В результате у кого-то в Америке вызывают досаду английские актеры, приезжающие в Нью-Йорк, а в определенных профессиональных кругах Англии возникает недовольство посещающими нас американцами. Трудно сказать, какая сторона при этом выгадывает, если вообще выгадывает: нам кажется, что мы; им кажется, что они. Но теплый прием и широкое радушие, с какими встречают английских актеров в Нью-Йорке, не позволяют мне реагировать на отдельна вспышки, быть может, понятного шовинизма, к которым, кстати сказать, я отнюдь по отношу недавний выпад милейшей Элен Хейс [22], весьма нас огорчивший, о котором она сама теперь сожалеет. Я упоминаю oб этом случае только потому, что часть вины здесь следует отнести на счет самой Нью-йоркской студии актера, многие члены которой особенно афишируют свою к ней причастность, выказывая при этом тот дурной вкус, которым они сами возмущались бы у спортсменов, отстаивающих честь своего «старого школьного галстука».

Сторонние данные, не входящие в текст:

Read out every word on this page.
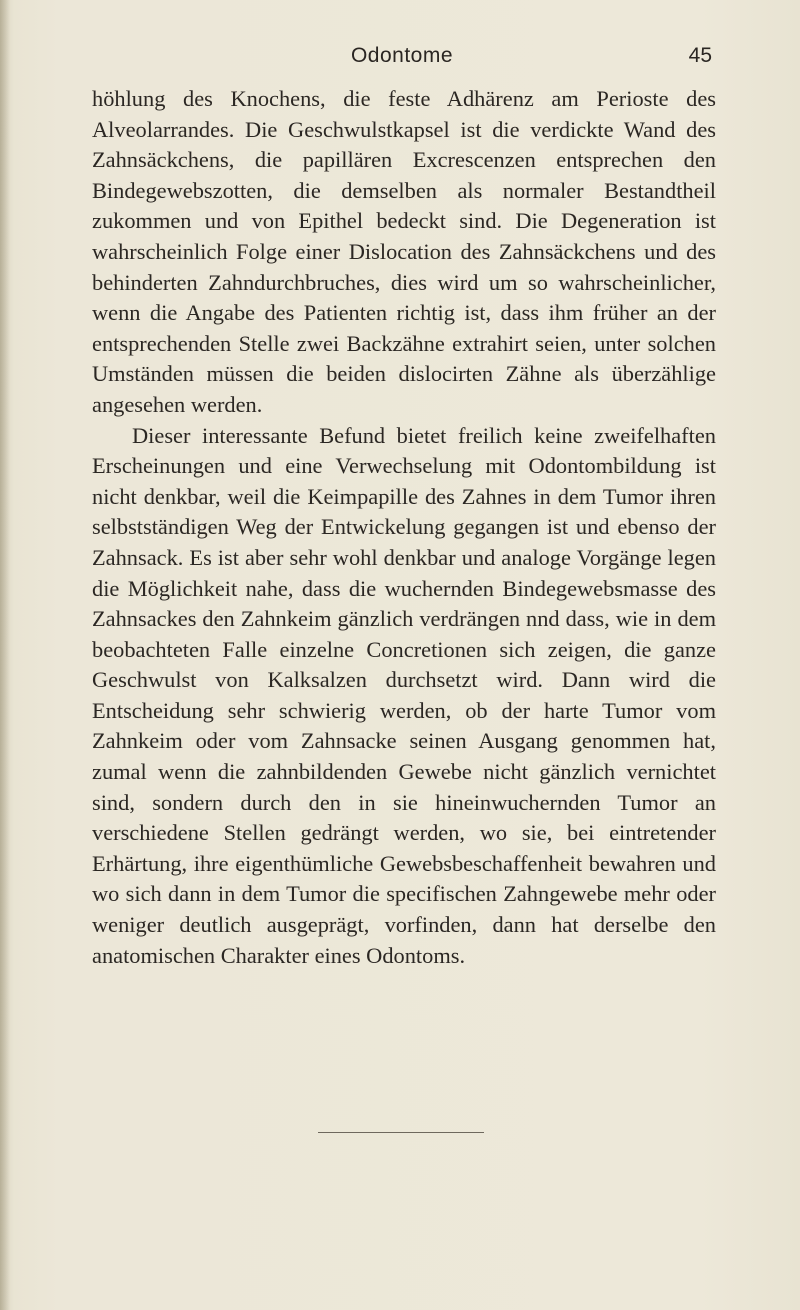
Odontome	45

höhlung des Knochens, die feste Adhärenz am Perioste des Alveolarrandes. Die Geschwulstkapsel ist die verdickte Wand des Zahnsäckchens, die papillären Excrescenzen entsprechen den Bindegewebszotten, die demselben als normaler Bestandtheil zukommen und von Epithel bedeckt sind. Die Degeneration ist wahrscheinlich Folge einer Dislocation des Zahnsäckchens und des behinderten Zahndurchbruches, dies wird um so wahrscheinlicher, wenn die Angabe des Patienten richtig ist, dass ihm früher an der entsprechenden Stelle zwei Backzähne extrahirt seien, unter solchen Umständen müssen die beiden dislocirten Zähne als überzählige angesehen werden.

Dieser interessante Befund bietet freilich keine zweifelhaften Erscheinungen und eine Verwechselung mit Odontombildung ist nicht denkbar, weil die Keimpapille des Zahnes in dem Tumor ihren selbstständigen Weg der Entwickelung gegangen ist und ebenso der Zahnsack. Es ist aber sehr wohl denkbar und analoge Vorgänge legen die Möglichkeit nahe, dass die wuchernden Bindegewebsmasse des Zahnsackes den Zahnkeim gänzlich verdrängen nnd dass, wie in dem beobachteten Falle einzelne Concretionen sich zeigen, die ganze Geschwulst von Kalksalzen durchsetzt wird. Dann wird die Entscheidung sehr schwierig werden, ob der harte Tumor vom Zahnkeim oder vom Zahnsacke seinen Ausgang genommen hat, zumal wenn die zahnbildenden Gewebe nicht gänzlich vernichtet sind, sondern durch den in sie hineinwuchernden Tumor an verschiedene Stellen gedrängt werden, wo sie, bei eintretender Erhärtung, ihre eigenthümliche Gewebsbeschaffenheit bewahren und wo sich dann in dem Tumor die specifischen Zahngewebe mehr oder weniger deutlich ausgeprägt, vorfinden, dann hat derselbe den anatomischen Charakter eines Odontoms.
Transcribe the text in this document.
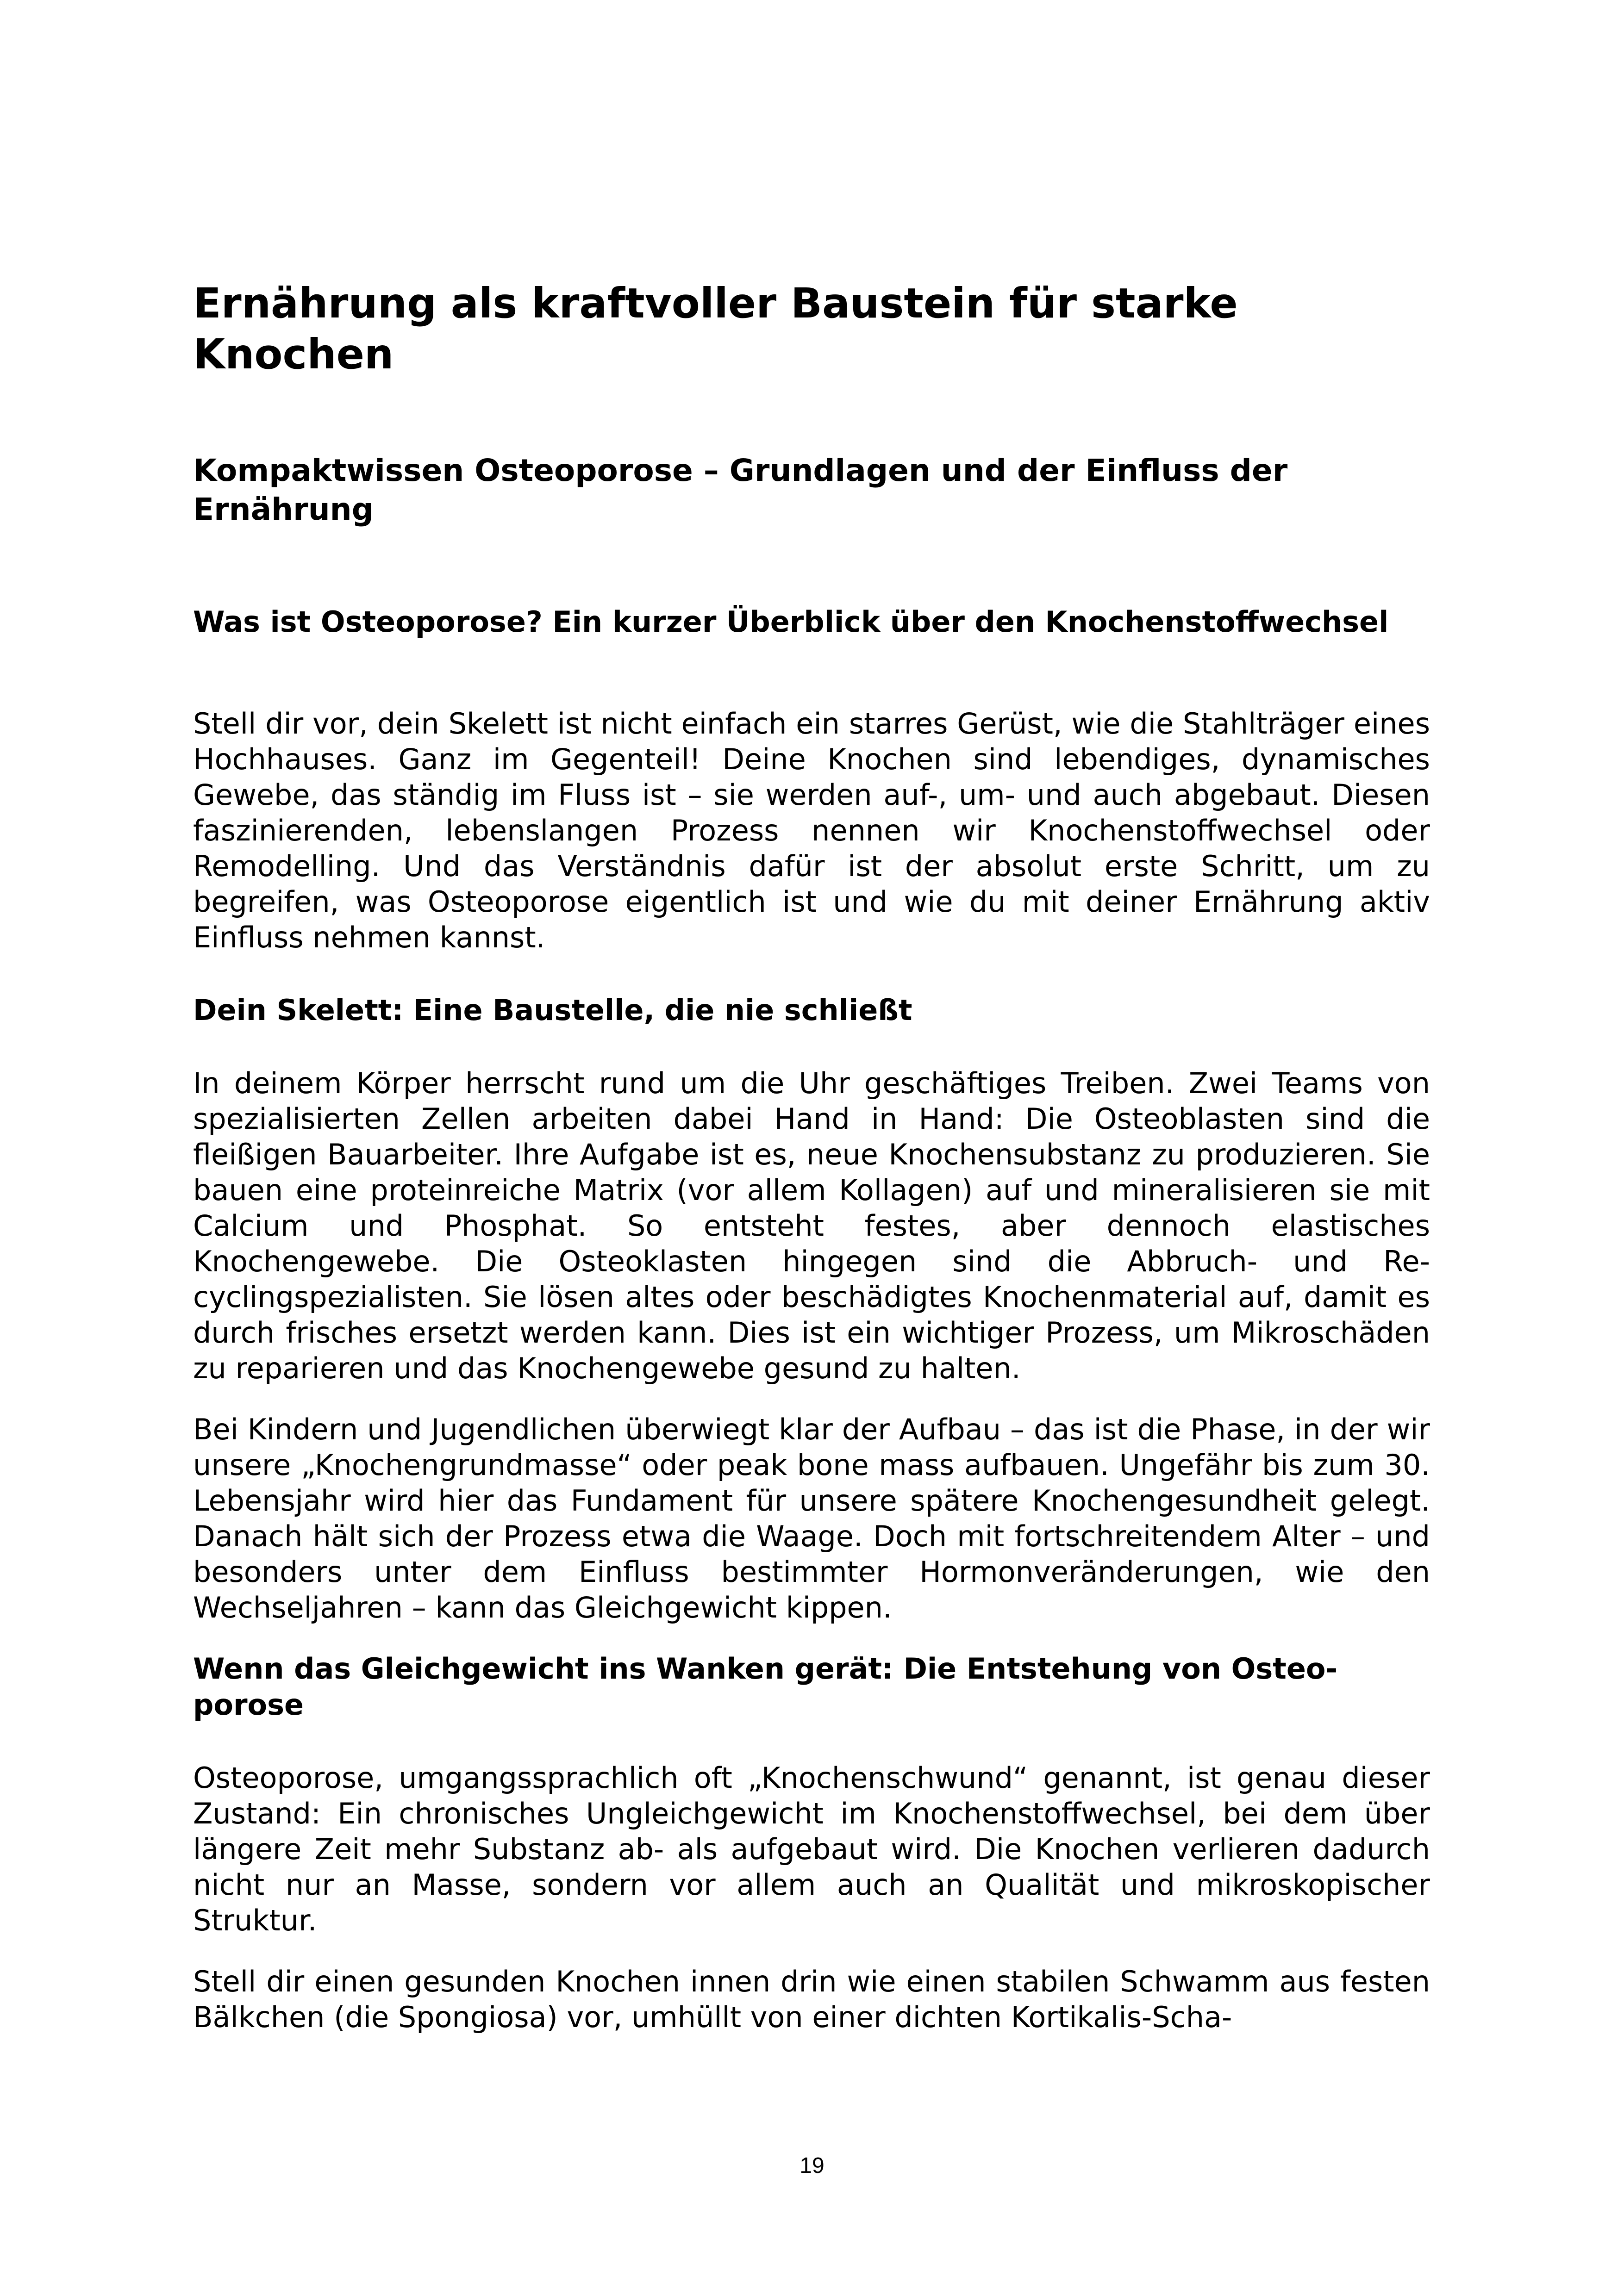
Ernährung als kraftvoller Baustein für starke Knochen
Kompaktwissen Osteoporose – Grundlagen und der Einfluss der Ernährung
Was ist Osteoporose? Ein kurzer Überblick über den Knochenstoffwechsel

Stell dir vor, dein Skelett ist nicht einfach ein starres Gerüst, wie die Stahlträger eines Hochhauses. Ganz im Gegenteil! Deine Knochen sind lebendiges, dynamisches Gewebe, das ständig im Fluss ist – sie werden auf-, um- und auch abgebaut. Diesen faszinierenden, lebenslangen Prozess nennen wir Knochenstoffwechsel oder Remodelling. Und das Verständnis dafür ist der absolut erste Schritt, um zu begreifen, was Osteoporose eigentlich ist und wie du mit deiner Ernährung aktiv Einfluss nehmen kannst.

Dein Skelett: Eine Baustelle, die nie schließt

In deinem Körper herrscht rund um die Uhr geschäftiges Treiben. Zwei Teams von spezialisierten Zellen arbeiten dabei Hand in Hand: Die Osteoblasten sind die fleißigen Bauarbeiter. Ihre Aufgabe ist es, neue Knochensubstanz zu produzieren. Sie bauen eine proteinreiche Matrix (vor allem Kollagen) auf und mineralisieren sie mit Calcium und Phosphat. So entsteht festes, aber dennoch elastisches Knochengewebe. Die Osteoklasten hingegen sind die Abbruch- und Recyclingspezialisten. Sie lösen altes oder beschädigtes Knochenmaterial auf, damit es durch frisches ersetzt werden kann. Dies ist ein wichtiger Prozess, um Mikroschäden zu reparieren und das Knochengewebe gesund zu halten.

Bei Kindern und Jugendlichen überwiegt klar der Aufbau – das ist die Phase, in der wir unsere „Knochengrundmasse“ oder peak bone mass aufbauen. Ungefähr bis zum 30. Lebensjahr wird hier das Fundament für unsere spätere Knochengesundheit gelegt. Danach hält sich der Prozess etwa die Waage. Doch mit fortschreitendem Alter – und besonders unter dem Einfluss bestimmter Hormonveränderungen, wie den Wechseljahren – kann das Gleichgewicht kippen.

Wenn das Gleichgewicht ins Wanken gerät: Die Entstehung von Osteoporose

Osteoporose, umgangssprachlich oft „Knochenschwund“ genannt, ist genau dieser Zustand: Ein chronisches Ungleichgewicht im Knochenstoffwechsel, bei dem über längere Zeit mehr Substanz ab- als aufgebaut wird. Die Knochen verlieren dadurch nicht nur an Masse, sondern vor allem auch an Qualität und mikroskopischer Struktur.

Stell dir einen gesunden Knochen innen drin wie einen stabilen Schwamm aus festen Bälkchen (die Spongiosa) vor, umhüllt von einer dichten Kortikalis-Scha-

19
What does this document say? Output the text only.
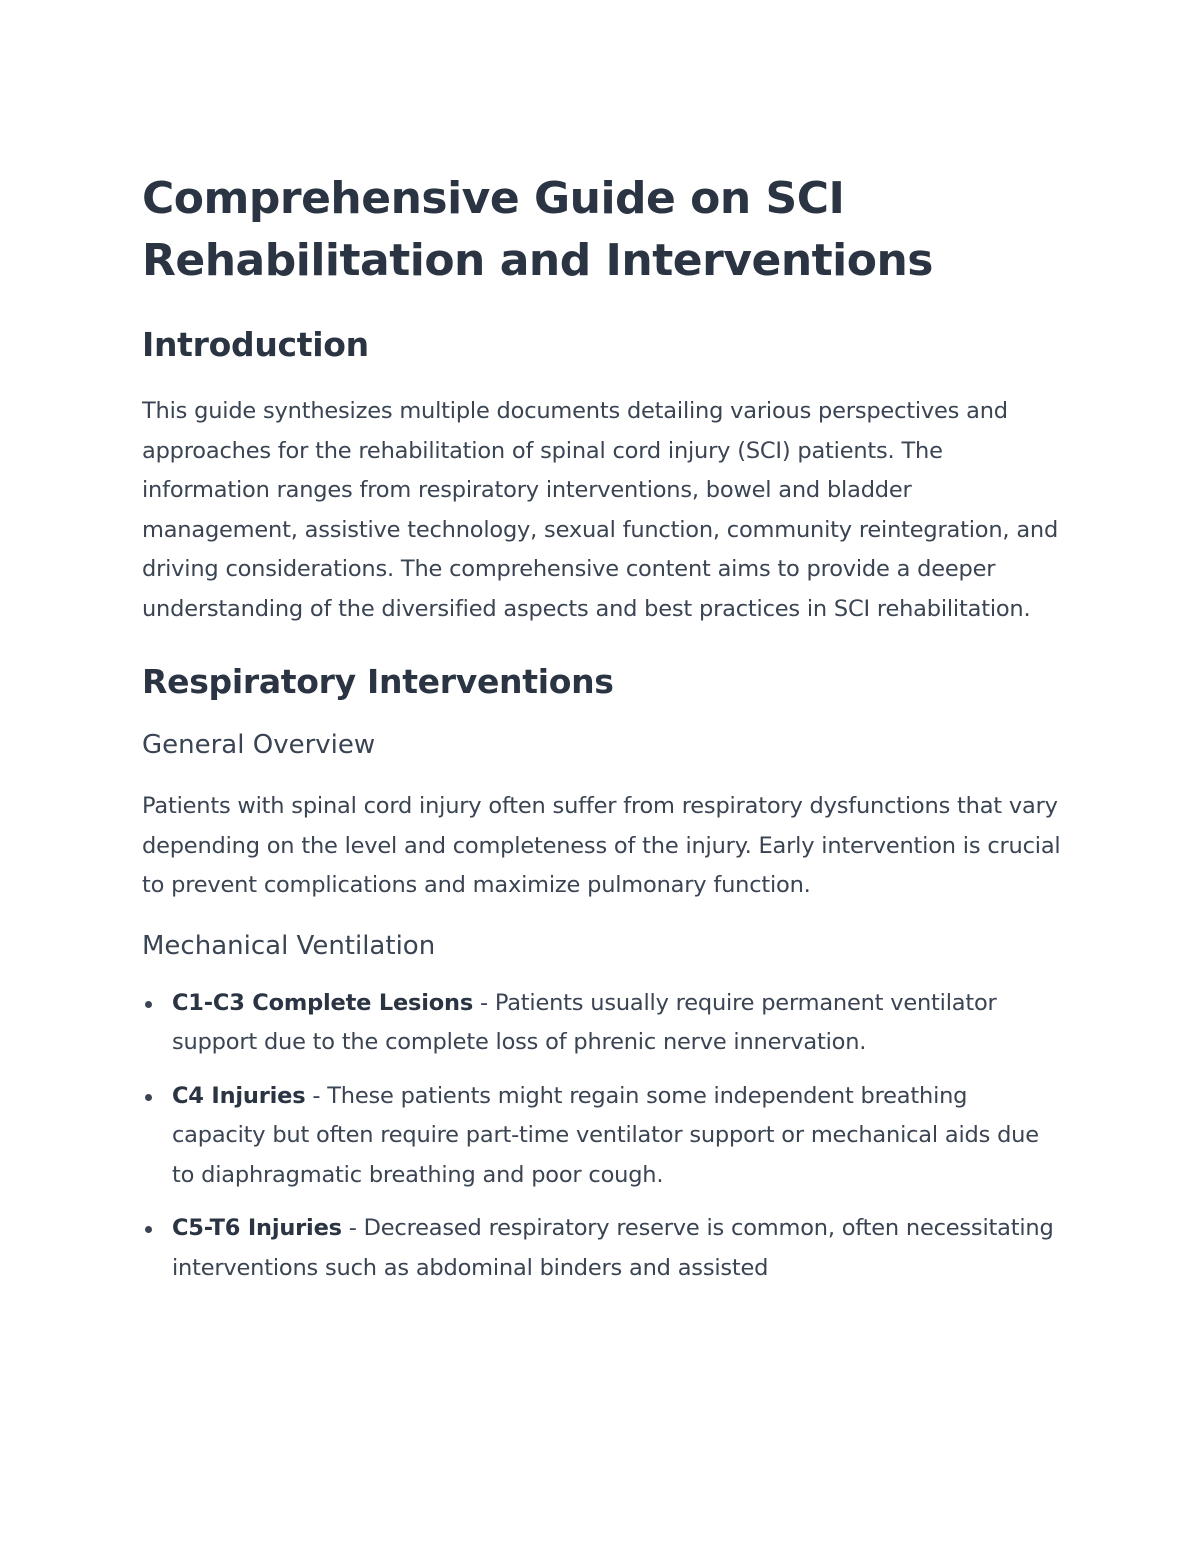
Comprehensive Guide on SCI Rehabilitation and Interventions
Introduction

This guide synthesizes multiple documents detailing various perspectives and approaches for the rehabilitation of spinal cord injury (SCI) patients. The information ranges from respiratory interventions, bowel and bladder management, assistive technology, sexual function, community reintegration, and driving considerations. The comprehensive content aims to provide a deeper understanding of the diversified aspects and best practices in SCI rehabilitation.

Respiratory Interventions
General Overview

Patients with spinal cord injury often suffer from respiratory dysfunctions that vary depending on the level and completeness of the injury. Early intervention is crucial to prevent complications and maximize pulmonary function.

Mechanical Ventilation
C1-C3 Complete Lesions - Patients usually require permanent ventilator support due to the complete loss of phrenic nerve innervation.
C4 Injuries - These patients might regain some independent breathing capacity but often require part-time ventilator support or mechanical aids due to diaphragmatic breathing and poor cough.
C5-T6 Injuries - Decreased respiratory reserve is common, often necessitating interventions such as abdominal binders and assisted
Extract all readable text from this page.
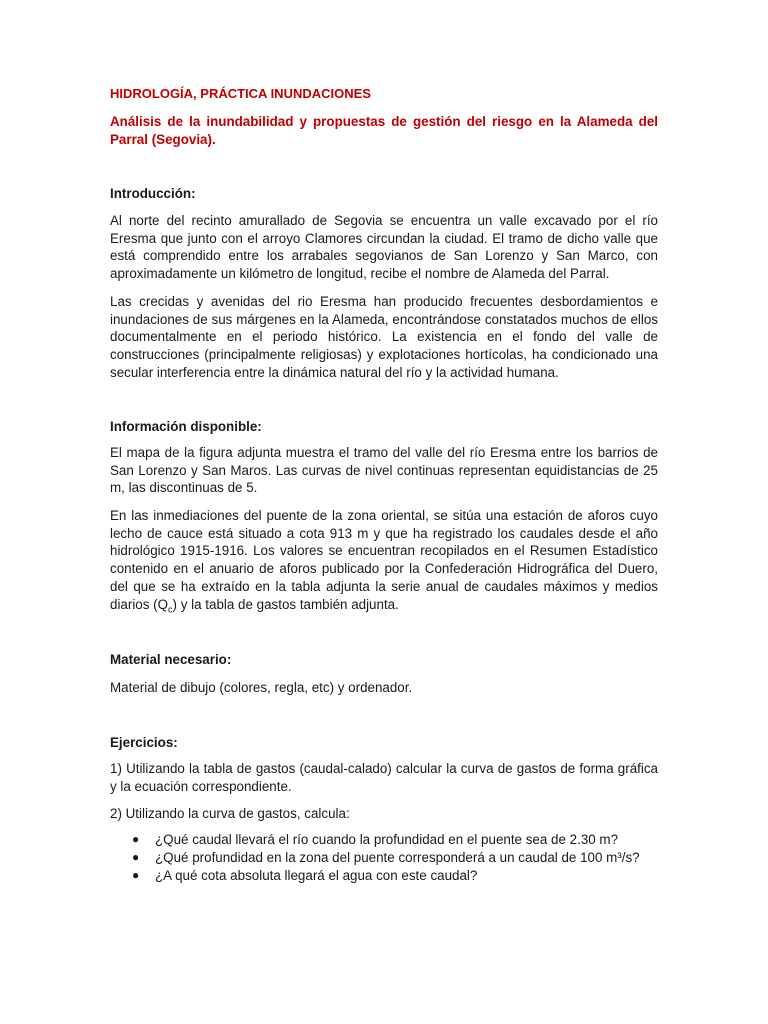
HIDROLOGÍA, PRÁCTICA INUNDACIONES
Análisis de la inundabilidad y propuestas de gestión del riesgo en la Alameda del Parral (Segovia).
Introducción:

Al norte del recinto amurallado de Segovia se encuentra un valle excavado por el río Eresma que junto con el arroyo Clamores circundan la ciudad. El tramo de dicho valle que está comprendido entre los arrabales segovianos de San Lorenzo y San Marco, con aproximadamente un kilómetro de longitud, recibe el nombre de Alameda del Parral.

Las crecidas y avenidas del rio Eresma han producido frecuentes desbordamientos e inundaciones de sus márgenes en la Alameda, encontrándose constatados muchos de ellos documentalmente en el periodo histórico. La existencia en el fondo del valle de construcciones (principalmente religiosas) y explotaciones hortícolas, ha condicionado una secular interferencia entre la dinámica natural del río y la actividad humana.

Información disponible:

El mapa de la figura adjunta muestra el tramo del valle del río Eresma entre los barrios de San Lorenzo y San Maros. Las curvas de nivel continuas representan equidistancias de 25 m, las discontinuas de 5.

En las inmediaciones del puente de la zona oriental, se sitúa una estación de aforos cuyo lecho de cauce está situado a cota 913 m y que ha registrado los caudales desde el año hidrológico 1915-1916. Los valores se encuentran recopilados en el Resumen Estadístico contenido en el anuario de aforos publicado por la Confederación Hidrográfica del Duero, del que se ha extraído en la tabla adjunta la serie anual de caudales máximos y medios diarios $(Q_c)$ y la tabla de gastos también adjunta.

Material necesario:

Material de dibujo (colores, regla, etc) y ordenador.

Ejercicios:

1) Utilizando la tabla de gastos (caudal-calado) calcular la curva de gastos de forma gráfica y la ecuación correspondiente.

2) Utilizando la curva de gastos, calcula:

● ¿Qué caudal llevará el río cuando la profundidad en el puente sea de 2.30 m?
● ¿Qué profundidad en la zona del puente corresponderá a un caudal de 100 m³/s?
● ¿A qué cota absoluta llegará el agua con este caudal?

Думаю, что никогда в истории какой бы то ни было страны никто не заявлял о намерении изменить или дискредитировать чью-нибудь чужую манеру действовать (за исключением, конечно, области «большого бизнеса»). Это была бы дерзкая претензия, но не пустая ли? В Нью-Йорке, впрочем, найдется немало людей, которые скажут, что это не так уж неправдоподобно, и с огорчением сошлются на пример их собственного театра, где небольшая группа блестящих, талантливых актеров обросла большим количеством малоодаренных прихлебателей и где царит культ спешки, запальчивости и себялюбия.
Сами по себе американские актеры очень приятны в обхождении. Они отличаются, правда, несколько нарочитой грубоватостью, рассчитанной на то, чтобы привлечь к себе внимание, но ведь любезные манеры и очаровательная наружность нигде и никогда не считались признаком гения. Они отличные работники, так как актеру приходится здорово трудиться в стране, где девяносто два процента его собратьев ходят без работы. Худшее, что можно сказать о них, — это что они «сумасшедшие, задуренные ребята!» – выражение, как будто специально для них придуманное.
Когда вам приходится работать вплотную с ними, вы натыкаетесь на упрямство, которое хочется сравнить с покрытой мягким тюфяком кирпичной стеной. Многие из них охотно берут уроки танцев (чтобы попасть в музыкальную комедию), учатся пению (с той же целью), ходят на занятия по мастерству. Но попробуйте только произнести слово «техника», заговорите о «постановке голоса» — безотносительно к возможности получить роботу в музыкальном театре — или упомяните любой другой общепринятый термин из области актерской игры, и вы поймете, что их интересует только одно: чувства. Под этим они подразумевают их собственное чувство, хотя оно может быть весьма субъективным и не попадающим в цель. В нью-йоркском театральном мире рассказывают замечательную историю, которую поначалу все считали забавной выдумкой, — историю про двух актеров студии, которые стояли за кулисами в ожидании выхода, и вдруг один из них начал корчиться от боли. На вопрос товарища, что с ним, он со стоном процедил: «Живот сватило». «Прекрасно! — ответил другой. — Используй это!»
Английским актерам ставится в упрек их чрезмерная легкость. Самые серьезные обвинении вызывает тот «бессильный и бесконфликтный» (как выразился один английский критик) стиль игры некоторых из наших «скользящих по поверхности» актеров, когда они оказываются на мели в непривычной для них пьесе. В Нью-Йорке считается, что хорошо провести первую читку роли значит дать повод заподозрить, что ты — «радиоактер». Чтобы избежать столь тяжкого обвинения, достаточно почаще запинаться и нарочно мямлить слова, растягивая паузы.